36.5 Alphabetic and Numeric Sorting

sort performs two fundamentally different kinds of sorting operations: alphabetic sorts and numeric sorts. An alphabetic sort is performed according to the traditional "dictionary order," using the ASCII ( 51.3 ) collating sequence. Uppercase letters come before lowercase letters (unless you specify the -f option, which "folds" uppercase and lowercase together), with numerals and punctuation interspersed.

This is all fairly trivial and common sense. However, it's worth belaboring the difference, because it's a frequent source of bugs in shell scripts. Say you sort the numbers 1 through 12. A numeric sort gives you these numbers "in order," just like you'd expect. An alphabetic sort gives you:

1
11
12
2
...

Of course, this is how you'd sort the numbers if you applied dictionary rules to the list. Numeric sorts can handle decimal numbers (for example, numbers like 123.44565778); they can't handle floating-point numbers (for example, 1.2344565778E+02).

What happens if you include alphabetic characters in a numeric sort? Although the results are predictable, I would prefer to say that they're "undefined." Including alphabetic characters in a numeric sort is a mistake, and there's no guarantee that different versions of sort will handle them the same way. As far as I know, there is no provision for sorting hexadecimal numbers.
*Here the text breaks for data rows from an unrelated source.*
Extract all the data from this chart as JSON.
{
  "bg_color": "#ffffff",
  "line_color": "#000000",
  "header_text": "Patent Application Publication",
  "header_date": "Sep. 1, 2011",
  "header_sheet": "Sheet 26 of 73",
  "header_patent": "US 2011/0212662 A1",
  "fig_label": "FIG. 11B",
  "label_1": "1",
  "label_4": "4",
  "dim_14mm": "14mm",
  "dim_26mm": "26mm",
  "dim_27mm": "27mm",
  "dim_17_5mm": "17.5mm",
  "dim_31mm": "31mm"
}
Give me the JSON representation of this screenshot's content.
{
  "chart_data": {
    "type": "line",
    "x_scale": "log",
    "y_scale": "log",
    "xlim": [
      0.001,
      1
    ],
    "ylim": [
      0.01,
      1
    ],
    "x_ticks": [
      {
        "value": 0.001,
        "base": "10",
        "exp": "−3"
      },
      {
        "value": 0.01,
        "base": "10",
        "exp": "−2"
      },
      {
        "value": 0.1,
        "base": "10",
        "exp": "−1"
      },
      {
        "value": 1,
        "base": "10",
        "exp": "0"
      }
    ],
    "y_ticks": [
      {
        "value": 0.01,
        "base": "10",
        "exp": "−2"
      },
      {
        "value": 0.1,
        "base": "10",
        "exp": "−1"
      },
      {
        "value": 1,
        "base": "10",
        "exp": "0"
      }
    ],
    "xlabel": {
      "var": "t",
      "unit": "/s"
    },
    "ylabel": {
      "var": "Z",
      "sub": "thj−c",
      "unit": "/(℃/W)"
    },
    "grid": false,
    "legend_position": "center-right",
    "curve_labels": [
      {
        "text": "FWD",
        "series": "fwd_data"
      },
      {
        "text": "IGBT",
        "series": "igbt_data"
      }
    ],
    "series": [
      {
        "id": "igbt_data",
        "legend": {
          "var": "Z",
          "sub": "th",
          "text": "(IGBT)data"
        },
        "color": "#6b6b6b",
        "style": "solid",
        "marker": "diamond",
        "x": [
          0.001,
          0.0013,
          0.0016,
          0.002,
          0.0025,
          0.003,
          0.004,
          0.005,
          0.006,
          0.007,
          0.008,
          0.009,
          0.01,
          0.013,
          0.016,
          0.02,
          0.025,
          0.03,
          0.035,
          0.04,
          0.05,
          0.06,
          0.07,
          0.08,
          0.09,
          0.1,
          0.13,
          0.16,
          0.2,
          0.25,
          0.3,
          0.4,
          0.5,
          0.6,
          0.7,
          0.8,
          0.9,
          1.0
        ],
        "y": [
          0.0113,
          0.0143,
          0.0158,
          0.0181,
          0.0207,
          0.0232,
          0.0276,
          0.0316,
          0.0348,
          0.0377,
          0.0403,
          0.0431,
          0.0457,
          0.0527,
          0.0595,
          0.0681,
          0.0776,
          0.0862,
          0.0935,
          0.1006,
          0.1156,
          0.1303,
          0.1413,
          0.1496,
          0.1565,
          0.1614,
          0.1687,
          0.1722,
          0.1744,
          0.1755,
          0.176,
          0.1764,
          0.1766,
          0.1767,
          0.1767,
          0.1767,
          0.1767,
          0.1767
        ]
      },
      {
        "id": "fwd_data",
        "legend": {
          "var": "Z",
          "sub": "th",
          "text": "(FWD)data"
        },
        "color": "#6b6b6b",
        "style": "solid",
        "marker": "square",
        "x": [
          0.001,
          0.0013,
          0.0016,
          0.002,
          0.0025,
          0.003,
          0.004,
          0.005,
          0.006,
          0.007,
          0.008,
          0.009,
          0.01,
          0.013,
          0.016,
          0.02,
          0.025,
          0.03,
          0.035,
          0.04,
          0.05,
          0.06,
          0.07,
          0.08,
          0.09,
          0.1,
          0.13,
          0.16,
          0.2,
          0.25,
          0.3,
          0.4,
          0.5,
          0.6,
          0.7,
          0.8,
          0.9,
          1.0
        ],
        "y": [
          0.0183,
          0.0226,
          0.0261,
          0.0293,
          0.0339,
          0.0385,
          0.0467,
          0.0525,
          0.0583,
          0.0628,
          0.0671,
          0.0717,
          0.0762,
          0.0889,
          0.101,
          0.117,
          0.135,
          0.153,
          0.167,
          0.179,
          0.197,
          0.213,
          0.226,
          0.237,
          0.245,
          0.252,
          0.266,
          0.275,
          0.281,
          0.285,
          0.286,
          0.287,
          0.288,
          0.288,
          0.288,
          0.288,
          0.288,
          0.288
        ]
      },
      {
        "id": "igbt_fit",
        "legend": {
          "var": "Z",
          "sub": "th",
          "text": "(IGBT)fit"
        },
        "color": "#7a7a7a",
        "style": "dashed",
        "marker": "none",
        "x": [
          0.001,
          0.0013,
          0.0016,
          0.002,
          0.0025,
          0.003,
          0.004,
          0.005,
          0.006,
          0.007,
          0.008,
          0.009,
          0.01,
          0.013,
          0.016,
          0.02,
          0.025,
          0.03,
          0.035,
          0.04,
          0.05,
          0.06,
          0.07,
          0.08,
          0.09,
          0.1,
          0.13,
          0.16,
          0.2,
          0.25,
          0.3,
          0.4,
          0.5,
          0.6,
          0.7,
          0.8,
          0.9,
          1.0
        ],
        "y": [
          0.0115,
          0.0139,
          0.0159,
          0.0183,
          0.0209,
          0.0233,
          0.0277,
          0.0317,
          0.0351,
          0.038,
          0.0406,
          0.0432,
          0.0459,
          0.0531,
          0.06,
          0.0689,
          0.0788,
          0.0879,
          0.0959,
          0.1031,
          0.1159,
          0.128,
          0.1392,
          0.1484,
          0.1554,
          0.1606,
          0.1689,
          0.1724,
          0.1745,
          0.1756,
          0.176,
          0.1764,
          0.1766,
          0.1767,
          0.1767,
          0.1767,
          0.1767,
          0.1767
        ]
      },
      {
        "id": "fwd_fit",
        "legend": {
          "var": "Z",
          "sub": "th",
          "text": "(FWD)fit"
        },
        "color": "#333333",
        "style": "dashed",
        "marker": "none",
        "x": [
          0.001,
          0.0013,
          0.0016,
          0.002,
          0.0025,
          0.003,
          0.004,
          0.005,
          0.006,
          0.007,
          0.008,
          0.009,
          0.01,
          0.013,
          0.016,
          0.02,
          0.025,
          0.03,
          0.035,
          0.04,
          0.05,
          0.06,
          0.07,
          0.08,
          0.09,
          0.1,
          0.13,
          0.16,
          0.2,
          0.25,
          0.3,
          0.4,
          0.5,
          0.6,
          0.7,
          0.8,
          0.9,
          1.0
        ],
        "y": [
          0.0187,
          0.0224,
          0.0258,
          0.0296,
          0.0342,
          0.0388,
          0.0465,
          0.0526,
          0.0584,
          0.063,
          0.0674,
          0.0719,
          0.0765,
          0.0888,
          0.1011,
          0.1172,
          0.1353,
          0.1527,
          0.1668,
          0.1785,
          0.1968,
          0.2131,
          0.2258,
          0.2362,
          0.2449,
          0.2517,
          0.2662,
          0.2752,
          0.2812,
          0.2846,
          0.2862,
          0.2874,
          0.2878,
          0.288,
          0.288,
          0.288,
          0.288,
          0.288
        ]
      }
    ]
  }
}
One final note: Under System V, the numeric sort treats initial blanks as significant - so numbers with additional spaces before them will be sorted ahead of numbers without the additional spaces. This is an incredibly stupid misfeature. There is a workaround; use the -b (ignore leading blanks) and always specify a sort field. [2] That is: sort -nb +0 will do what you expect; sort -n won't.

[2] Stupid misfeature number 2: -b doesn't work unless you specify a sort field explicitly, with a +n option.